This Saturday I will conducting a workshop at the WPA homeschooling convention on parenting. The basis of the "lecture" will be the book, "Shepherding a Child's Heart" by Ted Tripp. I have only ever used two books to glean child raising advice, The Bible and Tripp's book. By God's grace, I had a marvelous opportunity to see the heart principles in action last week.
Relationships have not been as sweet as they ought to be in our home and it was becoming increasingly obvious. So, last week I sat down with an audience of children and addressed the subject. I talked about how they should treat one another, how they should respond to problem behavior, how they should communicate, blah, blah, blah. Then it got personal.

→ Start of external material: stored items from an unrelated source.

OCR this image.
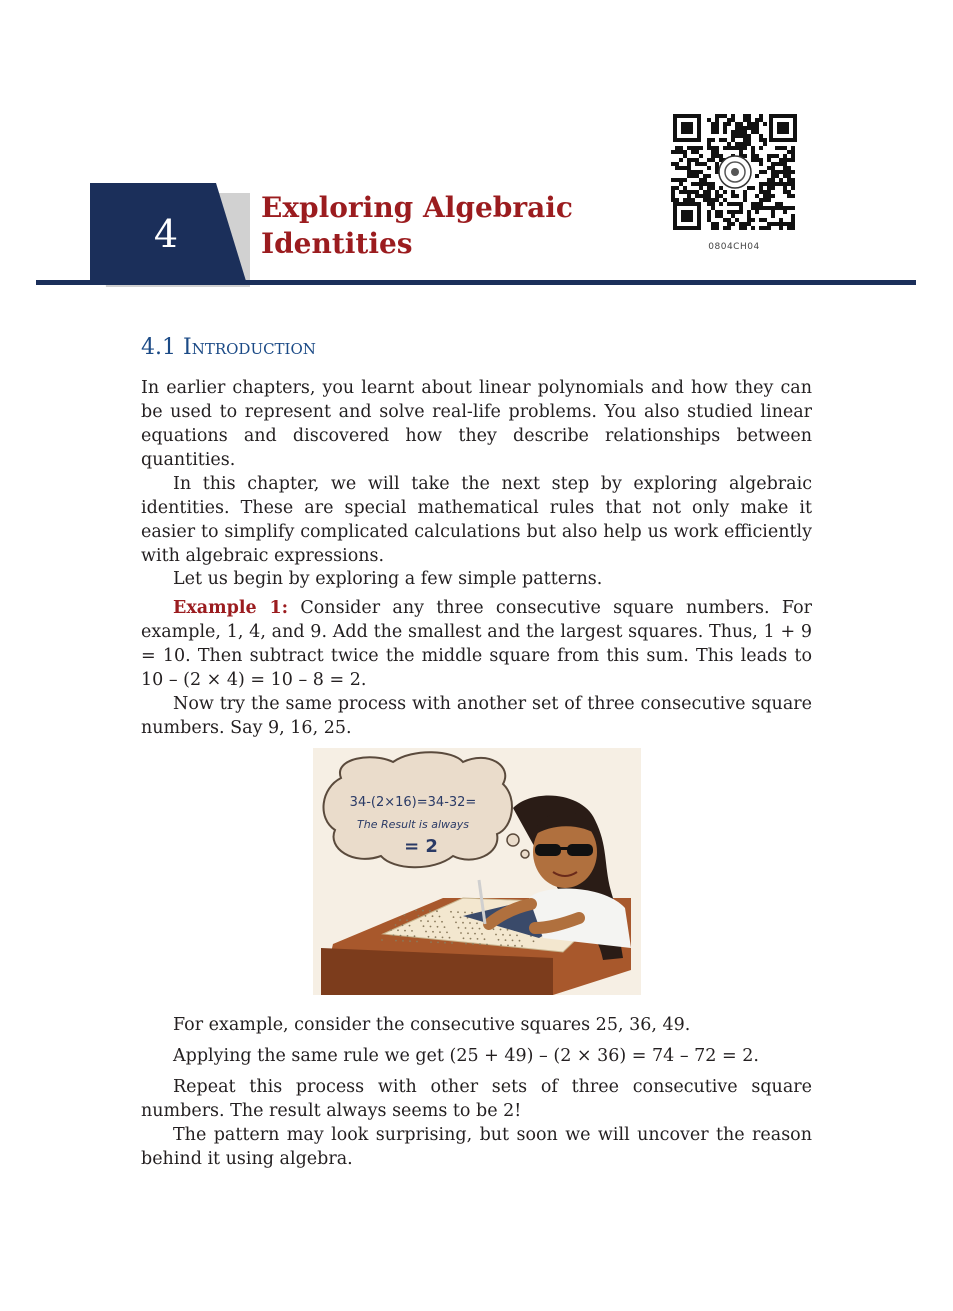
4
Exploring Algebraic
Identities	0804CH04
4.1 Introduction

In earlier chapters, you learnt about linear polynomials and how they can be used to represent and solve real-life problems. You also studied linear equations and discovered how they describe relationships between quantities.

In this chapter, we will take the next step by exploring algebraic identities. These are special mathematical rules that not only make it easier to simplify complicated calculations but also help us work efficiently with algebraic expressions.

Let us begin by exploring a few simple patterns.

Example 1: Consider any three consecutive square numbers. For example, 1, 4, and 9. Add the smallest and the largest squares. Thus, 1 + 9 = 10. Then subtract twice the middle square from this sum. This leads to 10 – (2 × 4) = 10 – 8 = 2.

Now try the same process with another set of three consecutive square numbers. Say 9, 16, 25.

34-(2×16)=34-32=
The Result is always
= 2

For example, consider the consecutive squares 25, 36, 49.

Applying the same rule we get (25 + 49) – (2 × 36) = 74 – 72 = 2.

Repeat this process with other sets of three consecutive square numbers. The result always seems to be 2!

The pattern may look surprising, but soon we will uncover the reason behind it using algebra.
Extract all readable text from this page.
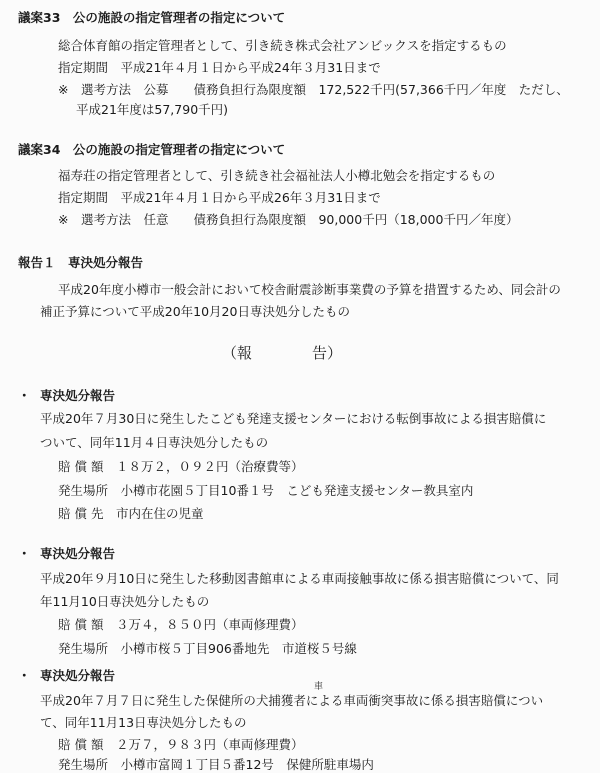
議案33　公の施設の指定管理者の指定について
総合体育館の指定管理者として、引き続き株式会社アンビックスを指定するもの
指定期間　平成21年４月１日から平成24年３月31日まで
※　選考方法　公募　　債務負担行為限度額　172,522千円(57,366千円／年度　ただし、
平成21年度は57,790千円)
議案34　公の施設の指定管理者の指定について
福寿荘の指定管理者として、引き続き社会福祉法人小樽北勉会を指定するもの
指定期間　平成21年４月１日から平成26年３月31日まで
※　選考方法　任意　　債務負担行為限度額　90,000千円（18,000千円／年度）
報告１　専決処分報告
平成20年度小樽市一般会計において校舎耐震診断事業費の予算を措置するため、同会計の
補正予算について平成20年10月20日専決処分したもの
（報　　　　告）
・ 専決処分報告
平成20年７月30日に発生したこども発達支援センターにおける転倒事故による損害賠償に
ついて、同年11月４日専決処分したもの
賠 償 額　１８万２，０９２円（治療費等）
発生場所　小樽市花園５丁目10番１号　こども発達支援センター教具室内
賠 償 先　市内在住の児童
・ 専決処分報告
平成20年９月10日に発生した移動図書館車による車両接触事故に係る損害賠償について、同
年11月10日専決処分したもの
賠 償 額　３万４，８５０円（車両修理費）
発生場所　小樽市桜５丁目906番地先　市道桜５号線
・ 専決処分報告
車
平成20年７月７日に発生した保健所の犬捕獲者による車両衝突事故に係る損害賠償につい
て、同年11月13日専決処分したもの
賠 償 額　２万７，９８３円（車両修理費）
発生場所　小樽市富岡１丁目５番12号　保健所駐車場内
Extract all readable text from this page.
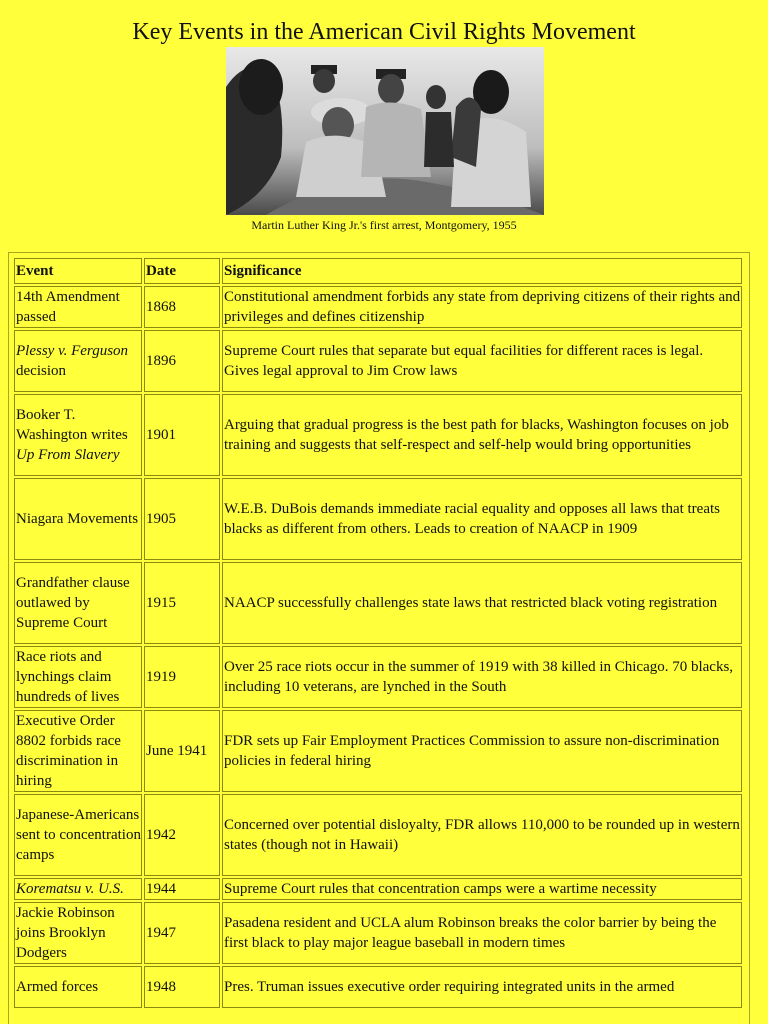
Key Events in the American Civil Rights Movement
Martin Luther King Jr.'s first arrest, Montgomery, 1955
Event	Date	Significance
14th Amendment passed	1868	Constitutional amendment forbids any state from depriving citizens of their rights and privileges and defines citizenship
Plessy v. Ferguson decision	1896	Supreme Court rules that separate but equal facilities for different races is legal. Gives legal approval to Jim Crow laws
Booker T. Washington writes Up From Slavery	1901	Arguing that gradual progress is the best path for blacks, Washington focuses on job training and suggests that self-respect and self-help would bring opportunities
Niagara Movements	1905	W.E.B. DuBois demands immediate racial equality and opposes all laws that treats blacks as different from others. Leads to creation of NAACP in 1909
Grandfather clause outlawed by Supreme Court	1915	NAACP successfully challenges state laws that restricted black voting registration
Race riots and lynchings claim hundreds of lives	1919	Over 25 race riots occur in the summer of 1919 with 38 killed in Chicago. 70 blacks, including 10 veterans, are lynched in the South
Executive Order 8802 forbids race discrimination in hiring	June 1941	FDR sets up Fair Employment Practices Commission to assure non-discrimination policies in federal hiring
Japanese-Americans sent to concentration camps	1942	Concerned over potential disloyalty, FDR allows 110,000 to be rounded up in western states (though not in Hawaii)
Korematsu v. U.S.	1944	Supreme Court rules that concentration camps were a wartime necessity
Jackie Robinson joins Brooklyn Dodgers	1947	Pasadena resident and UCLA alum Robinson breaks the color barrier by being the first black to play major league baseball in modern times
Armed forces	1948	Pres. Truman issues executive order requiring integrated units in the armed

I went around the room and, singling out one child at a time, asked everyone to tell me something that bugged them about that sibling. After vent time about one child I asked the one in the hot seat, "Did you know they had this problem with you?" The answer was no. "Has anyone come to you and talked to you about this?" No again.
Now the conversation switched to how we should go to one another in love to discuss a problem or fault. Not because we want to be relieved of the aggravation, but because we love the other and want to help them cease a behavior that is contrary to how God instructs them to live or to help them from being an aggravation to others. I tried to show them how merely complaining was not a productive method of handling the problem and only resulted in retaliation complaints.

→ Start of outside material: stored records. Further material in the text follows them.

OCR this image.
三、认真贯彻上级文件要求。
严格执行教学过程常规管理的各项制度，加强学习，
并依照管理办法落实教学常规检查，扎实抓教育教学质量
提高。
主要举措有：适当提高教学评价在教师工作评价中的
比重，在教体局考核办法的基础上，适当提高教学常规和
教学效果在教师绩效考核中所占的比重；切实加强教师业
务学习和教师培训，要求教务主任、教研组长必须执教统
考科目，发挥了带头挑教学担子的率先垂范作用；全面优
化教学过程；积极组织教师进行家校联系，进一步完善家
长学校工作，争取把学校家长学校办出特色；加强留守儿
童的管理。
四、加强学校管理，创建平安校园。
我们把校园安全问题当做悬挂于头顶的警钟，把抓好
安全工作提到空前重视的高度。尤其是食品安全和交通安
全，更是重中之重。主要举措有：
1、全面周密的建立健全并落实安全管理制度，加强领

We went around the room and continued discussing ways of addressing specific problems with Mom stepping in from time to time to just tell a child, "You can't act that way, it's mean, and it's wrong." (Because instructing a child on how to address a problem does not always result in a change and sometimes Mom does have to step in and take control of the aggravator--AFTER the aggravated has tried to handle it in the proper way.)
The climax of the discussion came when one of the older children finally admitted, "I can be nice to ________, but I just can't be nice to __________. He/She is just too annoying."

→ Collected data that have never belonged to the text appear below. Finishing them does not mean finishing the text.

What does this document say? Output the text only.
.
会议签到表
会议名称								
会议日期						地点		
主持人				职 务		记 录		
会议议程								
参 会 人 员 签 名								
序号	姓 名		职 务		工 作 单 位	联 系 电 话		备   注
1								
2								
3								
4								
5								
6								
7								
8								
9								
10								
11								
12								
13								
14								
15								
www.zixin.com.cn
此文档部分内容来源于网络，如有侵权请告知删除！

And I said, "You're right. You can't do it. Not under your own power. But when you're in Christ you have the power to do ALL things, even love _________. If God hadn't given that sibling to you, you could go on thinking what a good, kind older brother you are, and even turn your nose up at friends who were unkind to their siblings. You would be proud of your good brother record. But, because God gave you ___________, you are able to see yourself as unkind and unloving. You need to go to God and confess your inability to be loving and ask Jesus Christ to fill you with his Spirit so that HIS love pours from you toward the unlovable. Then, when/if someone says something to you about what a nice older brother you are you can direct that praise to your Savior who gave you what you didn't possess. All glory to God, in all things."
Good behavior should be the result of a good heart, filled with goodness by God. What a blessing to have the opportunity to communicate that to the next generation. Today we reconvene to discuss how they felt about the weeks' attempts to make changes in behavior, communication, and hearts. I don't know what they'll say, but the atmosphere in the home has been much sweeter. I think some children have been praying.